Fortes d’une victoire convaincante de 4 à 1 devant le FC Barcelone, les Lyonnaises ont encore une fois démontré leur supériorité, marquée par une identité footballistique forte, un équilibre optimal entre joueuses locales au plus haut niveau et embauches internationales de grande qualité, comme la lauréate du tout premier Ballon d’or féminin, Ada Hegerberg, auteure d’un triplé à Budapest, ou bien encore l’internationale canadienne Kadeisha Buchanan.
Les succès de l’OL, cependant, ne sont pas seulement attribuables à la «marque» de football de la maison, ni à ses assemblages savants de talents.
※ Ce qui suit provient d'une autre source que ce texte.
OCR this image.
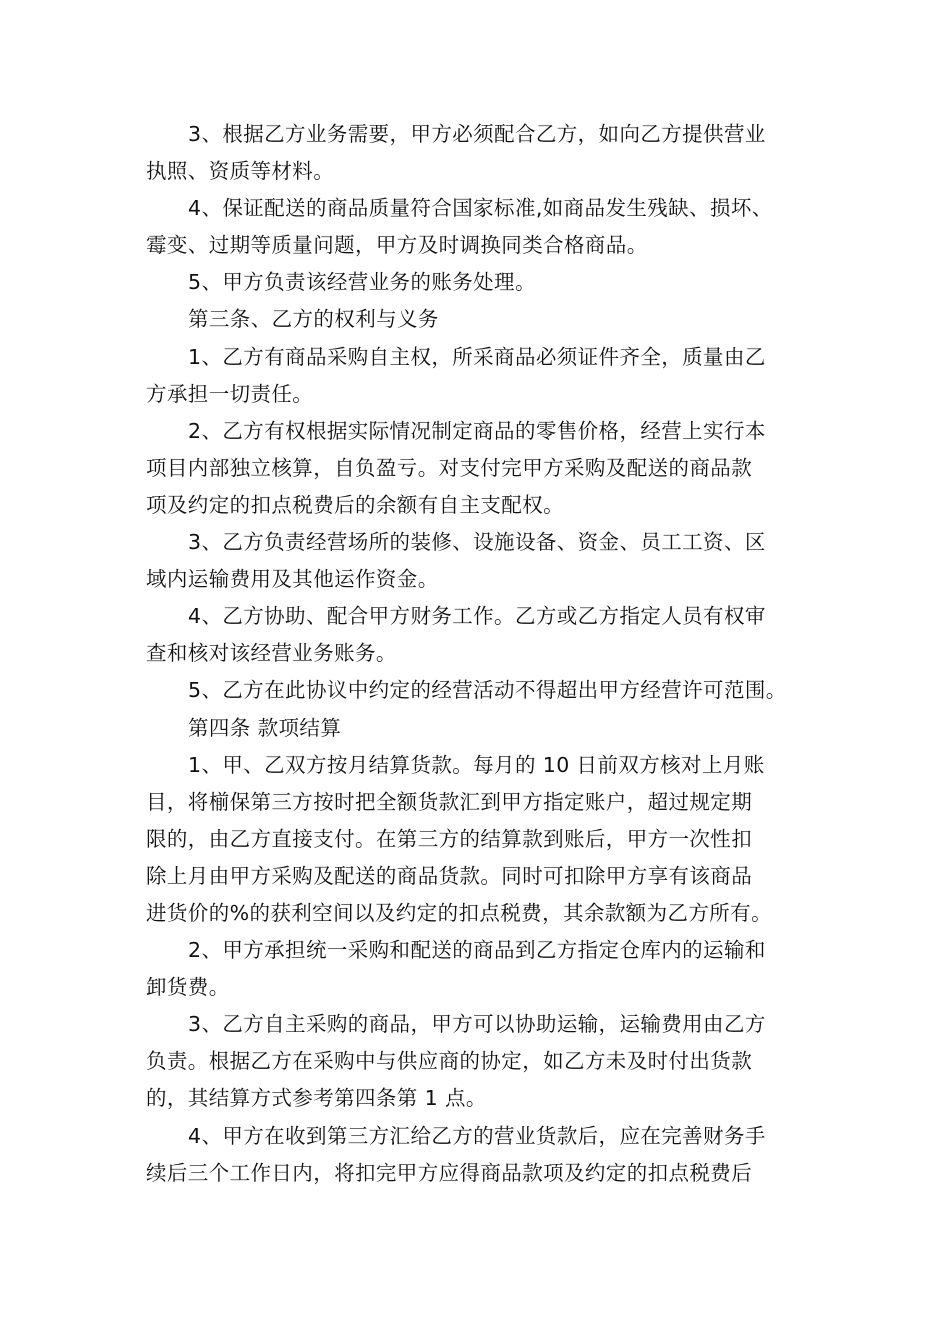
3、根据乙方业务需要，甲方必须配合乙方，如向乙方提供营业
执照、资质等材料。
4、保证配送的商品质量符合国家标准,如商品发生残缺、损坏、
霉变、过期等质量问题，甲方及时调换同类合格商品。
5、甲方负责该经营业务的账务处理。
第三条、乙方的权利与义务
1、乙方有商品采购自主权，所采商品必须证件齐全，质量由乙
方承担一切责任。
2、乙方有权根据实际情况制定商品的零售价格，经营上实行本
项目内部独立核算，自负盈亏。对支付完甲方采购及配送的商品款
项及约定的扣点税费后的余额有自主支配权。
3、乙方负责经营场所的装修、设施设备、资金、员工工资、区
域内运输费用及其他运作资金。
4、乙方协助、配合甲方财务工作。乙方或乙方指定人员有权审
查和核对该经营业务账务。
5、乙方在此协议中约定的经营活动不得超出甲方经营许可范围。
第四条 款项结算
1、甲、乙双方按月结算货款。每月的 10 日前双方核对上月账
目，将椾保第三方按时把全额货款汇到甲方指定账户，超过规定期
限的，由乙方直接支付。在第三方的结算款到账后，甲方一次性扣
除上月由甲方采购及配送的商品货款。同时可扣除甲方享有该商品
进货价的%的获利空间以及约定的扣点税费，其余款额为乙方所有。
2、甲方承担统一采购和配送的商品到乙方指定仓库内的运输和
卸货费。
3、乙方自主采购的商品，甲方可以协助运输，运输费用由乙方
负责。根据乙方在采购中与供应商的协定，如乙方未及时付出货款
的，其结算方式参考第四条第 1 点。
4、甲方在收到第三方汇给乙方的营业货款后，应在完善财务手
续后三个工作日内，将扣完甲方应得商品款项及约定的扣点税费后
Le «secret» du président Jean-Michel Aulas, architecte de cette réussite sportive et commerciale, en est tout sauf un : l’OL investit beaucoup plus dans le projet féminin que ses principaux rivaux, et pas uniquement en termes de recrutement et de formation, mais aussi en permettant à ses joueuses de bénéficier de conditions optimales de préparation et d’entraînement – un acquis quasi universel du côté masculin.
Et puis, et surtout, l’organisation leur permet de bien vivre de leur sport.
Si les salaires sont encore loin de ceux des hommes, marché oblige, l’OL paie en moyenne ses footballeuses jusqu’à cinq fois plus que la concurrence.
La journaliste du Guardian Suzy Wrack est catégorique : ce que Lyon prouve, c’est la force réelle du football féminin lorsqu’on le professionnalise à tous les niveaux. «Ça démontre que l’investissement fonctionne, que ça mène à un produit qui est de très grande qualité», expliquait-elle sur le podcast Football Weekly, lundi.
Paradoxalement, et contrairement au football masculin, où la domination outrageuse de certains clubs peut être perçue comme étant nuisible au sport, chez les femmes, ce qu’on peut appeler le «standard lyonnais» est plutôt perçu comme le phare à suivre pour atteindre la pleine professionnalisation, alors que bon nombre de clubs et de fédérations tardent à emboîter le pas, malgré leurs moyens pharaoniques.
Selon Wrack, les autres clubs européens qui prétendent rattraper l’OL – comme Manchester City, le Bayern Munich ou le Paris Saint Germain – n’ont qu’une option : «Il faut qu’ils passent de la parole aux actes et qu’ils investissent au même niveau que Lyon.»
Pour Aulas, les choses vont cependant dans la bonne direction.
«Le niveau augmente parce que tous les grands clubs européens se sont donné les moyens d’être performants dans le football féminin. Les quatre demi-finalistes viennent du gotha en matière d’équipes masculines. D’autre part, les moyens économiques ont évolué de manière considérable. Le budget du Barça féminin est largement supérieur aux 10 M€ [15 M$] annoncés. On est dans une spirale vertueuse qui montre que la France a bien fait d’accueillir la Coupe du monde», disait-il en entrevue avec L’Équipe, la veille de la grande finale.
Ne reste plus qu’à espérer que ce modèle continue d’être copié, afin que plus d’équipes et de circuits sportifs féminins – et pas uniquement au foot – puissent enfin libérer le plein potentiel de leurs athlètes.
En attendant, les Lyonnaises risquent bien de poursuivre leur domination, nationale et européenne – et le club continuera vraisemblablement à récolter les fruits de sa vision égalitaire au cours des années à venir.